Avec 35 % du total de ses actifs aux mains d’entreprises étrangères, l’UE est sans conteste l’une des économies les plus ouvertes au monde. La part des investissements directs étrangers (IDE) n’a d’ailleurs pas cessé d’augmenter au cours de ces 10 dernières années avec un rythme de progression de +10 % – notamment dans les secteurs clés – souligne un rapport publié le 13 mars dernier par la Commission européenne. Des indicateurs qui « illustrent la nécessité d’une mise en œuvre effective du cadre de l’UE, récemment adopté, en faveur d’un meilleur filtrage des investissements étrangers », souligne un communiqué de l’institution.
Un changement de cap
Ce rapport est aussi un premier pas vers la mise en place de ce mécanisme de filtrage qui devrait être pleinement opérationnel fin 2020. En offrant un aperçu détaillé de l’origine des IDE, de leur répartition sectorielle et géographique ou des caractéristiques des entreprises détenues par des investisseurs étrangers, il pourrait en effet aboutir au filtrage de certains investissements, si ceux-ci devaient présenter un risque trop grand. « Nous ne sommes pas des naïfs du libre-échange », a insisté Jean-Claude Juncker, le président de la Commission.
Preuve que les politiques commerciales et industrielles de l’UE ont bel et bien amorcé un changement de cap vers une Europe ouverte mais plus protectrice. Car celle-ci « bénéficie grandement d’une politique d’investissement ouverte », a rappelé Cecilia Malmström, la commissaire au Commerce. « Mais nous devons être prêts à agir lorsque notre sécurité et notre intérêt public sont menacés. Grâce au nouveau cadre sur le filtrage des investissements directs étrangers, nous sommes désormais mieux armés et mieux informés pour faire face à ces types de scénarios à l’avenir ».
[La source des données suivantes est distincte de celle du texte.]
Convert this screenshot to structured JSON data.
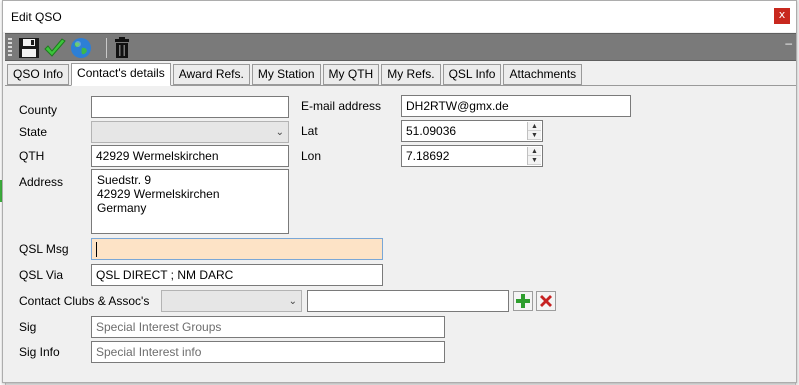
{
  "window": {
    "title": "Edit QSO",
    "close_label": "x"
  },
  "toolbar": {
    "menu_glyph": "–"
  },
  "tabs": [
    {
      "label": "QSO Info"
    },
    {
      "label": "Contact's details"
    },
    {
      "label": "Award Refs."
    },
    {
      "label": "My Station"
    },
    {
      "label": "My QTH"
    },
    {
      "label": "My Refs."
    },
    {
      "label": "QSL Info"
    },
    {
      "label": "Attachments"
    }
  ],
  "active_tab": "Contact's details",
  "form": {
    "county": {
      "label": "County",
      "value": ""
    },
    "state": {
      "label": "State",
      "value": ""
    },
    "qth": {
      "label": "QTH",
      "value": "42929 Wermelskirchen"
    },
    "address": {
      "label": "Address",
      "lines": [
        "Suedstr. 9",
        "42929 Wermelskirchen",
        "Germany"
      ]
    },
    "email": {
      "label": "E-mail address",
      "value": "DH2RTW@gmx.de"
    },
    "lat": {
      "label": "Lat",
      "value": "51.09036"
    },
    "lon": {
      "label": "Lon",
      "value": "7.18692"
    },
    "qsl_msg": {
      "label": "QSL Msg",
      "value": ""
    },
    "qsl_via": {
      "label": "QSL Via",
      "value": "QSL DIRECT ; NM DARC"
    },
    "clubs": {
      "label": "Contact Clubs & Assoc's",
      "select_value": "",
      "text_value": ""
    },
    "sig": {
      "label": "Sig",
      "placeholder": "Special Interest Groups"
    },
    "sig_info": {
      "label": "Sig Info",
      "placeholder": "Special Interest info"
    }
  },
  "colors": {
    "toolbar": "#7a7a7a",
    "close": "#c8281e",
    "highlight": "#fde3c6",
    "add": "#2e9e2e",
    "delete": "#c62222"
  }
}
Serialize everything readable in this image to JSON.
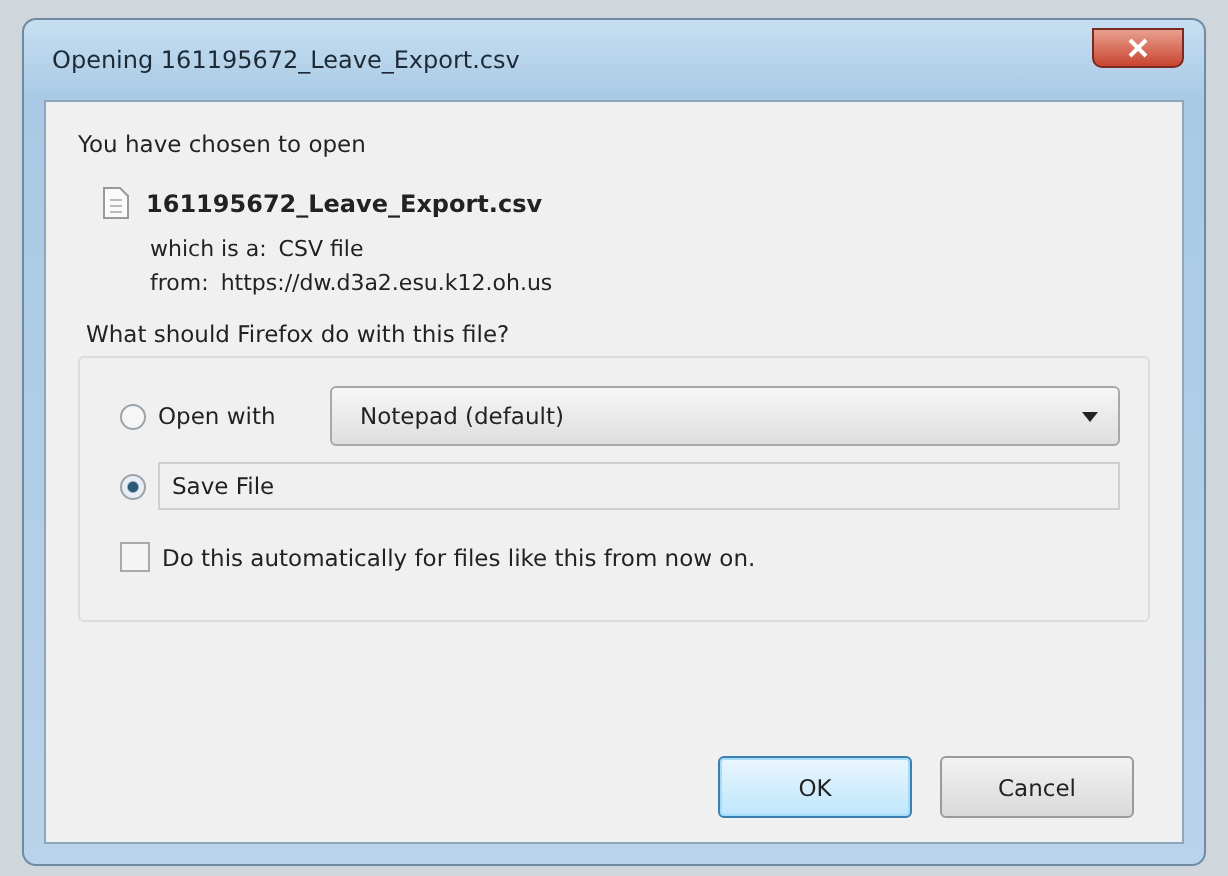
{
  "window": {
    "title": "Opening 161195672_Leave_Export.csv"
  },
  "intro": "You have chosen to open",
  "file": {
    "name": "161195672_Leave_Export.csv",
    "type_label": "which is a:",
    "type": "CSV file",
    "source_label": "from:",
    "source": "https://dw.d3a2.esu.k12.oh.us"
  },
  "question": "What should Firefox do with this file?",
  "actions": [
    {
      "kind": "open",
      "label": "Open with",
      "selected": false,
      "application": "Notepad (default)"
    },
    {
      "kind": "save",
      "label": "Save File",
      "selected": true
    }
  ],
  "remember": {
    "label": "Do this automatically for files like this from now on.",
    "checked": false
  },
  "buttons": [
    {
      "label": "OK",
      "default": true
    },
    {
      "label": "Cancel",
      "default": false
    }
  ]
}
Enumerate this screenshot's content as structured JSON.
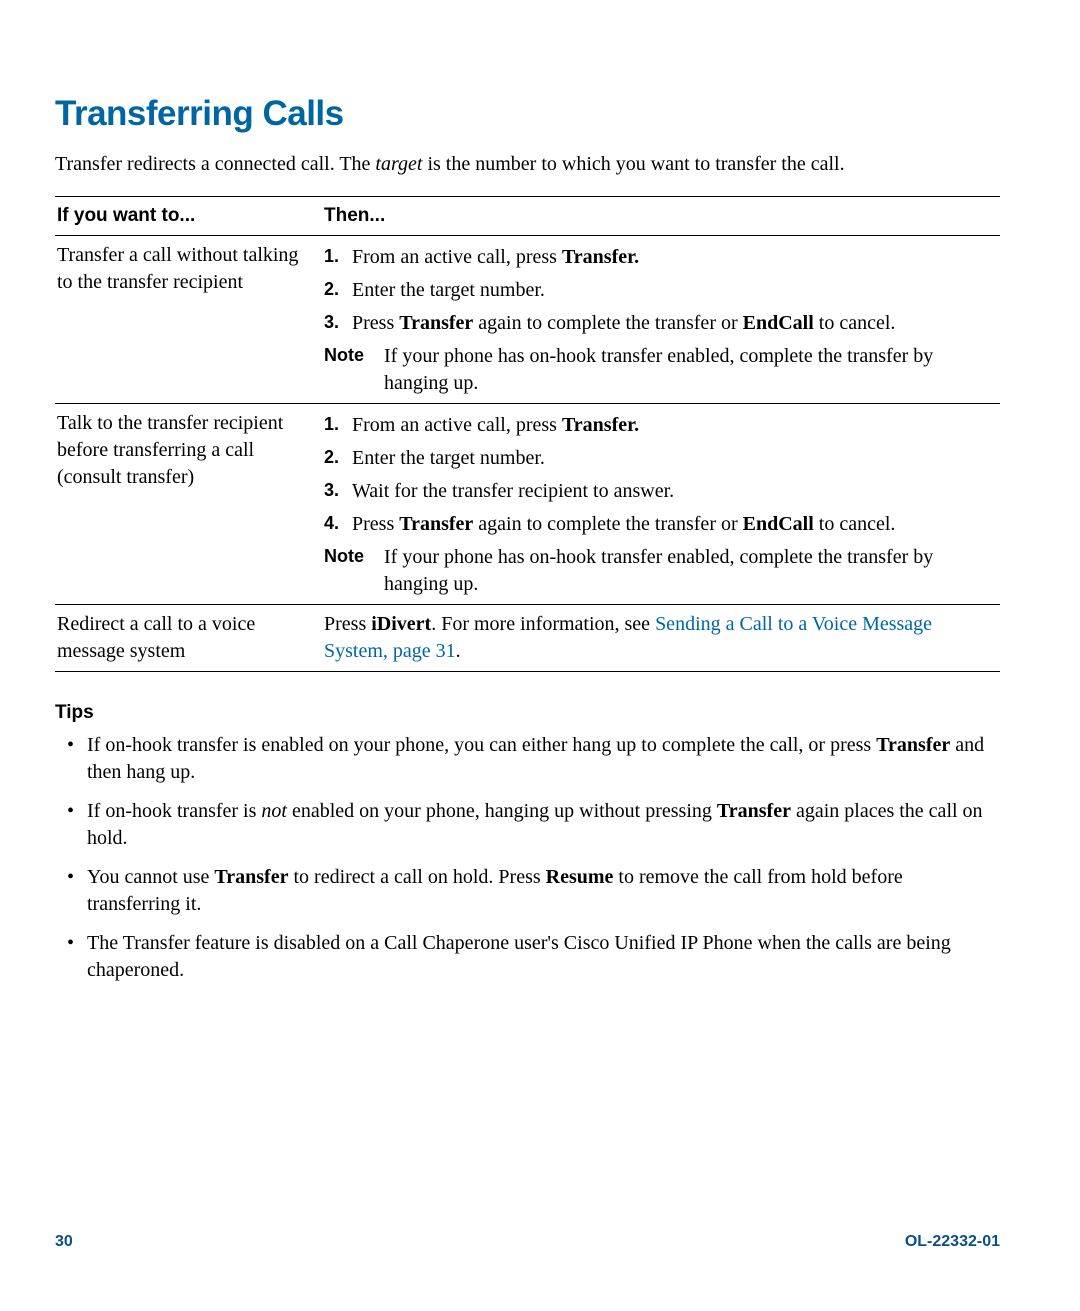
{
  "heading": "Transferring Calls",
  "intro": {
    "pre": "Transfer redirects a connected call. The ",
    "em": "target",
    "post": " is the number to which you want to transfer the call."
  },
  "table": {
    "headers": {
      "col1": "If you want to...",
      "col2": "Then..."
    },
    "row1": {
      "if": "Transfer a call without talking to the transfer recipient",
      "step1": {
        "num": "1.",
        "pre": "From an active call, press ",
        "b": "Transfer."
      },
      "step2": {
        "num": "2.",
        "text": "Enter the target number."
      },
      "step3": {
        "num": "3.",
        "pre": "Press ",
        "b1": "Transfer",
        "mid": " again to complete the transfer or ",
        "b2": "EndCall",
        "post": " to cancel."
      },
      "note": {
        "label": "Note",
        "text": "If your phone has on-hook transfer enabled, complete the transfer by hanging up."
      }
    },
    "row2": {
      "if": "Talk to the transfer recipient before transferring a call (consult transfer)",
      "step1": {
        "num": "1.",
        "pre": "From an active call, press ",
        "b": "Transfer."
      },
      "step2": {
        "num": "2.",
        "text": "Enter the target number."
      },
      "step3": {
        "num": "3.",
        "text": "Wait for the transfer recipient to answer."
      },
      "step4": {
        "num": "4.",
        "pre": "Press ",
        "b1": "Transfer",
        "mid": " again to complete the transfer or ",
        "b2": "EndCall",
        "post": " to cancel."
      },
      "note": {
        "label": "Note",
        "text": "If your phone has on-hook transfer enabled, complete the transfer by hanging up."
      }
    },
    "row3": {
      "if": "Redirect a call to a voice message system",
      "pre": "Press ",
      "b": "iDivert",
      "mid": ". For more information, see ",
      "link": "Sending a Call to a Voice Message System, page 31",
      "post": "."
    }
  },
  "tips_heading": "Tips",
  "tips": {
    "t1": {
      "pre": "If on-hook transfer is enabled on your phone, you can either hang up to complete the call, or press ",
      "b": "Transfer",
      "post": " and then hang up."
    },
    "t2": {
      "pre": "If on-hook transfer is ",
      "em": "not",
      "mid": " enabled on your phone, hanging up without pressing ",
      "b": "Transfer",
      "post": " again places the call on hold."
    },
    "t3": {
      "pre": "You cannot use ",
      "b1": "Transfer",
      "mid": " to redirect a call on hold. Press ",
      "b2": "Resume",
      "post": " to remove the call from hold before transferring it."
    },
    "t4": {
      "text": "The Transfer feature is disabled on a Call Chaperone user's Cisco Unified IP Phone when the calls are being chaperoned."
    }
  },
  "footer": {
    "page": "30",
    "docid": "OL-22332-01"
  }
}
Les IDE chinois ont triplé
Certains indicateurs, mis en exergue dans le rapport, ont objectivement de quoi susciter l’inquiétude des Européens. Plusieurs secteurs clés sont déjà largement dominés par des intérêts étrangers comme le raffinage du pétrole, ou la part des IDE atteint 67 %, les produits pharmaceutiques (56 %), les produits électroniques et optiques (54 %), les mines (54 %), les assurances (45 %), les équipements électriques (39 %) ou la finance (37 %).
Si le Canada et les États-Unis continuent à fournir la plus grosse part des IDE en Europe, les investissements en provenance de ces deux pays ont baissé de façon significative, passant de 41,9 % à 29 % entre 2007 et 2016. Les pays émergents sont quant à eux de plus en plus présents. La part des IDE en provenance de la Chine, de Macao ou de Hong-Kong a quasiment triplé sur la même période, passant de 2,5 % à 9,5 %.
Dans le détail, le rapport indique que les investissements chinois auraient particulièrement progressé dans la construction aéronautique et les machines spécialisées alors que les Indiens ont surtout visé le secteur pharmaceutique.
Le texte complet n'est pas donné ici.